I am going to use this workflow to explain.  In this case, this allows for the building of any published/entitled IaaS blueprint in any business group from a single ASD request form. (not your exact use case, but read on... it ties)  We entitle the ASD form attached to this workflow to our engineering support team so they can push machines out anywhere to any owner (found in the selected business group).  In any Business Group, they cannot see the 40 or so IaaS Blueprints that they can build using this form.  These IaaS Blueprints (catalog requests) are grouped by a Service  (called ASD Blueprints) and we maintain a specific entitlement in every business group for our Service Account.  (I automated all business group and entitlement work through ASD forms, so it isn't as daunting as it may seem.) The Service Account can see the ASD Blueprints service through that entitlement.

anyMachine.jpg

#1 Dynamic inputs that include looking up various IaaS Blueprints (in the ASD Blueprints Service) based on entry selections.  Like if Windows is picked, only the Windows Blueprints are returned to the requestor.

#2 Arguments taken from the form are translated into a Cloud Client friendly string.

#3 The string (to include IaaS Blueprint) is fed into a Cloud Client request on an SSH script host.  The request is made as the Service Account because it is the only thing that can actually see the blueprints.

#4 When you make a catalog request in Cloud Client, you get back a request id.  This workflow just iterates the actual request and waits for request completion (or a timeout).  It returns information that can be sent back into the original request. (throw REAL designed-smart-errors visible in the original vRA request)

#5 We allow our Engineering teams to select an owner from those in the Business Group.  If that was done then the owner is changed.  (Keep in mind... they could call themselves as the owner.  This means they had the means to request a machine in their own business group, through an ASD form... against IaaS blueprints that they couldn't see. You would have to connect the dots as to how this would need to change for you to automatically take requestor as an owner.)

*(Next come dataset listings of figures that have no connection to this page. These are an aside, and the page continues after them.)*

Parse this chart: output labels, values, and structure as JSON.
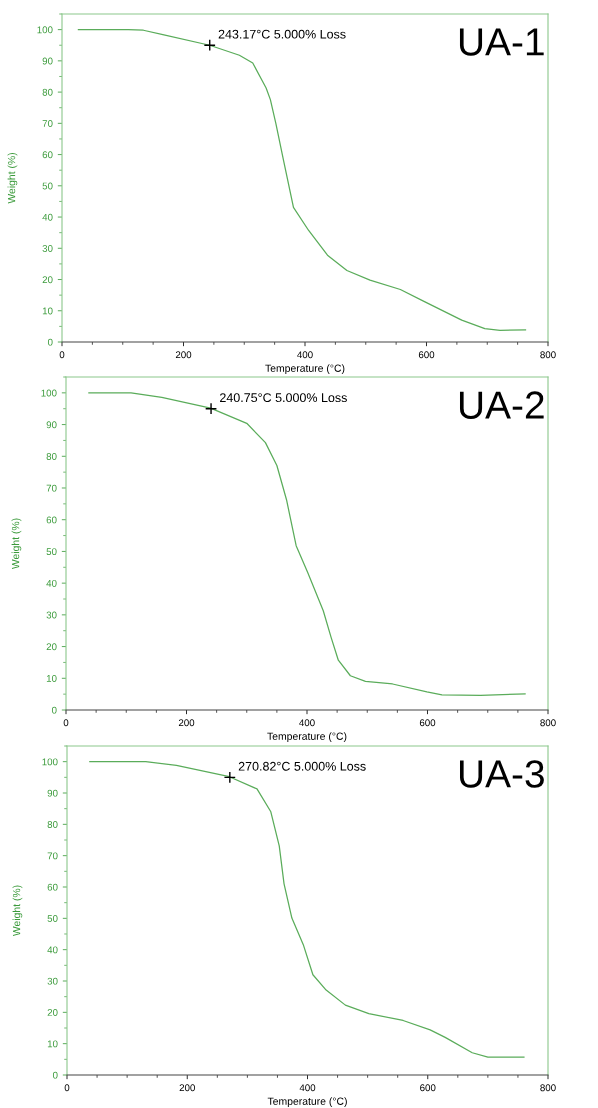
{
  "chart_data": [
    {
      "type": "line",
      "title": "UA-1",
      "xlabel": "Temperature (°C)",
      "ylabel": "Weight (%)",
      "xlim": [
        0,
        800
      ],
      "ylim": [
        0,
        105
      ],
      "xticks": [
        0,
        200,
        400,
        600,
        800
      ],
      "yticks": [
        0,
        10,
        20,
        30,
        40,
        50,
        60,
        70,
        80,
        90,
        100
      ],
      "grid": false,
      "marker": "none",
      "annotations": [
        {
          "text": "243.17°C 5.000% Loss",
          "x": 243.17,
          "y": 95
        }
      ],
      "series": [
        {
          "color": "#5aac5a",
          "x": [
            27,
            109,
            134,
            166,
            243,
            292,
            314,
            336,
            343,
            352,
            365,
            381,
            406,
            437,
            469,
            507,
            557,
            595,
            658,
            696,
            721,
            763
          ],
          "values": [
            100,
            100,
            99.8,
            98.4,
            95,
            91.8,
            89.3,
            81.3,
            77.6,
            70,
            57.8,
            43.1,
            35.7,
            27.8,
            22.9,
            19.8,
            16.8,
            13.1,
            7,
            4.3,
            3.7,
            3.9
          ]
        },
        {
          "type": "scatter",
          "marker": "cross",
          "color": "#000000",
          "x": [
            243.17
          ],
          "values": [
            95
          ]
        }
      ]
    },
    {
      "type": "line",
      "title": "UA-2",
      "xlabel": "Temperature (°C)",
      "ylabel": "Weight (%)",
      "xlim": [
        0,
        800
      ],
      "ylim": [
        0,
        105
      ],
      "xticks": [
        0,
        200,
        400,
        600,
        800
      ],
      "yticks": [
        0,
        10,
        20,
        30,
        40,
        50,
        60,
        70,
        80,
        90,
        100
      ],
      "grid": false,
      "marker": "none",
      "annotations": [
        {
          "text": "240.75°C 5.000% Loss",
          "x": 240.75,
          "y": 95
        }
      ],
      "series": [
        {
          "color": "#5aac5a",
          "x": [
            38,
            108,
            159,
            240,
            300,
            331,
            350,
            366,
            382,
            401,
            427,
            440,
            452,
            472,
            497,
            542,
            599,
            624,
            688,
            762
          ],
          "values": [
            100,
            100,
            98.6,
            95.2,
            90.4,
            84.3,
            77.1,
            66.3,
            51.8,
            43.4,
            31.3,
            22.9,
            15.7,
            10.8,
            9,
            8.2,
            5.7,
            4.8,
            4.6,
            5.1
          ]
        },
        {
          "type": "scatter",
          "marker": "cross",
          "color": "#000000",
          "x": [
            240.75
          ],
          "values": [
            95
          ]
        }
      ]
    },
    {
      "type": "line",
      "title": "UA-3",
      "xlabel": "Temperature (°C)",
      "ylabel": "Weight (%)",
      "xlim": [
        0,
        800
      ],
      "ylim": [
        0,
        105
      ],
      "xticks": [
        0,
        200,
        400,
        600,
        800
      ],
      "yticks": [
        0,
        10,
        20,
        30,
        40,
        50,
        60,
        70,
        80,
        90,
        100
      ],
      "grid": false,
      "marker": "none",
      "annotations": [
        {
          "text": "270.82°C 5.000% Loss",
          "x": 270.82,
          "y": 95
        }
      ],
      "series": [
        {
          "color": "#5aac5a",
          "x": [
            38,
            131,
            182,
            270,
            316,
            339,
            353,
            361,
            374,
            393,
            409,
            431,
            463,
            502,
            559,
            604,
            629,
            674,
            700,
            760
          ],
          "values": [
            100,
            100,
            98.8,
            95.2,
            91.3,
            84,
            73.1,
            61,
            50.1,
            41.6,
            32,
            27.1,
            22.3,
            19.6,
            17.4,
            14.4,
            12,
            7.1,
            5.7,
            5.7
          ]
        },
        {
          "type": "scatter",
          "marker": "cross",
          "color": "#000000",
          "x": [
            270.82
          ],
          "values": [
            95
          ]
        }
      ]
    }
  ]
}
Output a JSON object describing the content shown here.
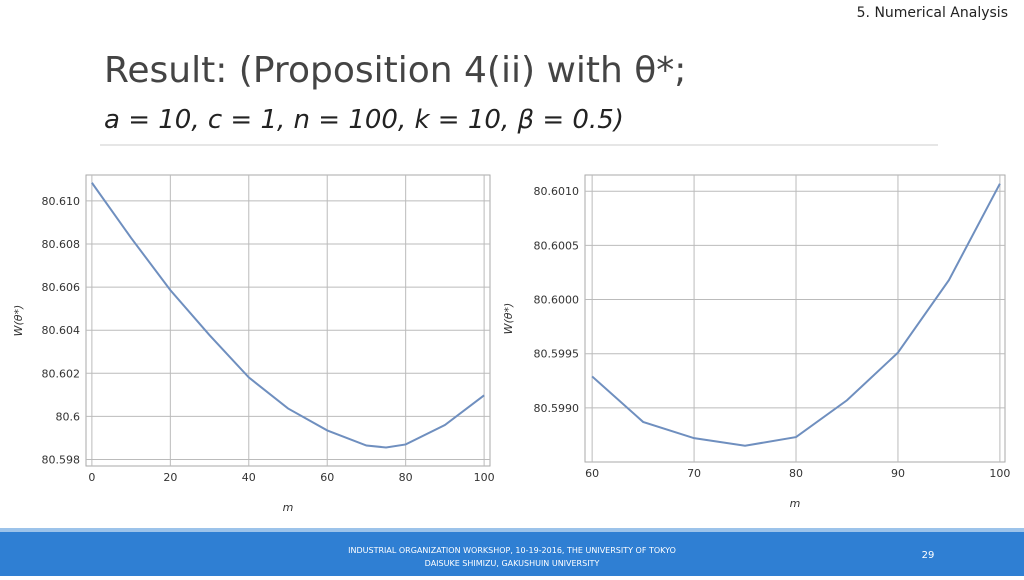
{
  "slide": {
    "section": "5. Numerical Analysis",
    "title": "Result: (Proposition 4(ii) with θ*;",
    "subtitle": "a = 10, c = 1, n = 100, k = 10, β = 0.5)",
    "footer": [
      "INDUSTRIAL ORGANIZATION WORKSHOP, 10-19-2016, THE UNIVERSITY OF TOKYO",
      "DAISUKE SHIMIZU, GAKUSHUIN UNIVERSITY"
    ],
    "page": 29
  },
  "chart_data": [
    {
      "type": "line",
      "xlabel": "m",
      "ylabel": "W(θ*)",
      "color": "#6f8fbf",
      "grid": true,
      "x": [
        0,
        10,
        20,
        30,
        40,
        50,
        60,
        70,
        75,
        80,
        90,
        100
      ],
      "values": [
        80.61084,
        80.60828,
        80.60586,
        80.60377,
        80.60181,
        80.60037,
        80.59935,
        80.59865,
        80.59856,
        80.5987,
        80.5996,
        80.60098
      ],
      "xlim": [
        -1.5,
        101.5
      ],
      "ylim": [
        80.5977,
        80.6112
      ],
      "xticks": [
        0,
        20,
        40,
        60,
        80,
        100
      ],
      "yticks": [
        {
          "value": 80.598,
          "label": "80.598"
        },
        80.6,
        80.602,
        80.604,
        80.606,
        80.608,
        {
          "value": 80.61,
          "label": "80.610"
        }
      ]
    },
    {
      "type": "line",
      "xlabel": "m",
      "ylabel": "W(θ*)",
      "color": "#6f8fbf",
      "grid": true,
      "x": [
        60,
        65,
        70,
        75,
        80,
        85,
        90,
        95,
        100
      ],
      "values": [
        80.59929,
        80.59887,
        80.59872,
        80.59865,
        80.59873,
        80.59907,
        80.59951,
        80.60018,
        80.60107
      ],
      "xlim": [
        59.3,
        100.5
      ],
      "ylim": [
        80.5985,
        80.60115
      ],
      "xticks": [
        60,
        70,
        80,
        90,
        100
      ],
      "yticks": [
        {
          "value": 80.599,
          "label": "80.5990"
        },
        80.5995,
        {
          "value": 80.6,
          "label": "80.6000"
        },
        80.6005,
        {
          "value": 80.601,
          "label": "80.6010"
        }
      ]
    }
  ]
}
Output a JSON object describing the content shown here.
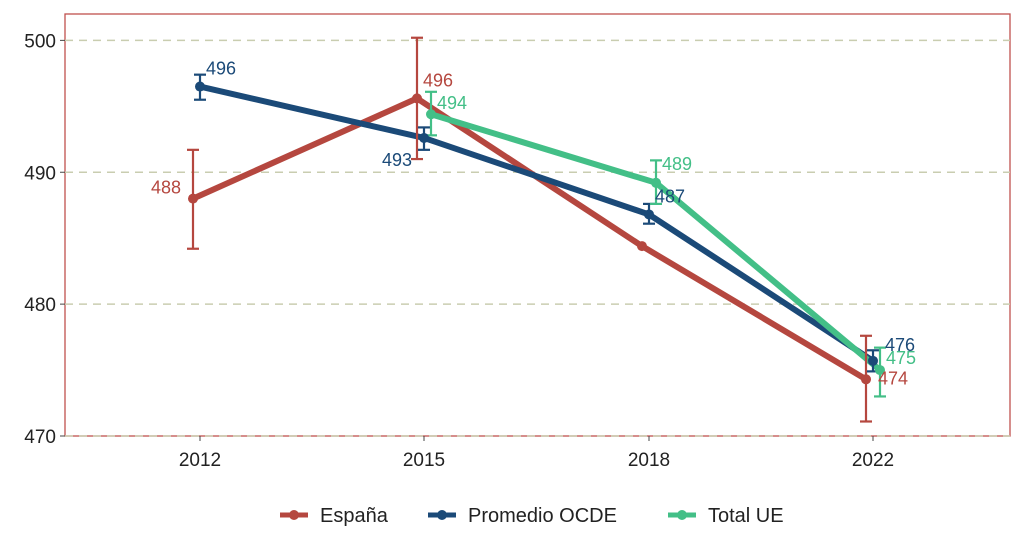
{
  "chart_data": {
    "type": "line",
    "title": "",
    "xlabel": "",
    "ylabel": "",
    "categories": [
      "2012",
      "2015",
      "2018",
      "2022"
    ],
    "ylim": [
      470,
      502
    ],
    "yticks": [
      470,
      480,
      490,
      500
    ],
    "grid": "horizontal dashed",
    "legend_position": "bottom",
    "series": [
      {
        "name": "España",
        "color": "#b5473f",
        "values": [
          488,
          495.6,
          484.4,
          474.3
        ],
        "error_low": [
          484.2,
          491,
          null,
          471.1
        ],
        "error_high": [
          491.7,
          500.2,
          null,
          477.6
        ],
        "labels": [
          "488",
          "496",
          "",
          "474"
        ]
      },
      {
        "name": "Promedio OCDE",
        "color": "#1b4a78",
        "values": [
          496.5,
          492.6,
          486.8,
          475.7
        ],
        "error_low": [
          495.5,
          491.7,
          486.1,
          474.9
        ],
        "error_high": [
          497.4,
          493.4,
          487.6,
          476.5
        ],
        "labels": [
          "496",
          "493",
          "487",
          "476"
        ]
      },
      {
        "name": "Total UE",
        "color": "#43bf87",
        "values": [
          null,
          494.4,
          489.2,
          475
        ],
        "error_low": [
          null,
          492.8,
          487.6,
          473
        ],
        "error_high": [
          null,
          496.1,
          490.9,
          476.7
        ],
        "labels": [
          "",
          "494",
          "489",
          "475"
        ]
      }
    ]
  }
}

#6 Service Account owns the machine in the business group.  But we wrote a Change Owner resource action  (the one called in #5) and so the owner can be changed as a Day2 operation at any time.  Plus at the business group level, we tag a custom property for the Business Group manager, email, etc which are stamped on built machines... and this gets us around single owner reporting and management issues, inherent in the self-service tunnel vision of the current product. 

ents.jpg

So when our automation processes create business groups, several entitlements get laid down.  The top one is the Base Business Group entitlement.  It can see core Services for the Business Group... duplicated across all business groups.  Our general service offering.  There is also an optional add-in Service for dedicated catalog items. The next 4 are all support entitlements.  They hold various capabilities (resource actions primarily) against provisioned resources. The final is the Service Account.  It can see everything in every business group.  It can also see all the ASD abstracted BluePrints through the ASD Blueprints Service.

So if we give the Base Entitlement the ability to request a RHEL7 ASD Service Blueprint, the workflow on the back end can use the Service Account in this Business Group to build the IaaS machine based on the request and then change the owner to the original requestor.  This doesn't have to be done using cloud client.  We used to use Request a Catalog Item.

RISK

If the product team didn't take my advice in the early Beta and keep an ability for a person who cannot see an IaaS Blueprint to be able to run Resource Actions on a machine provisioned from it... then there probably won't be a way to create ASD wrappers with hidden IaaS Blueprints.  I am told that my request made it into the product.  Those who have deployed vRA7 would need to validate.  Basically, you should be able to make an entitlement that both hides a catalog item but allows for resource actions on that catalog item.  (we were talking at one point about a checkbox in the entitlement or something to that effect.  I don't know how they ended up implementing it.)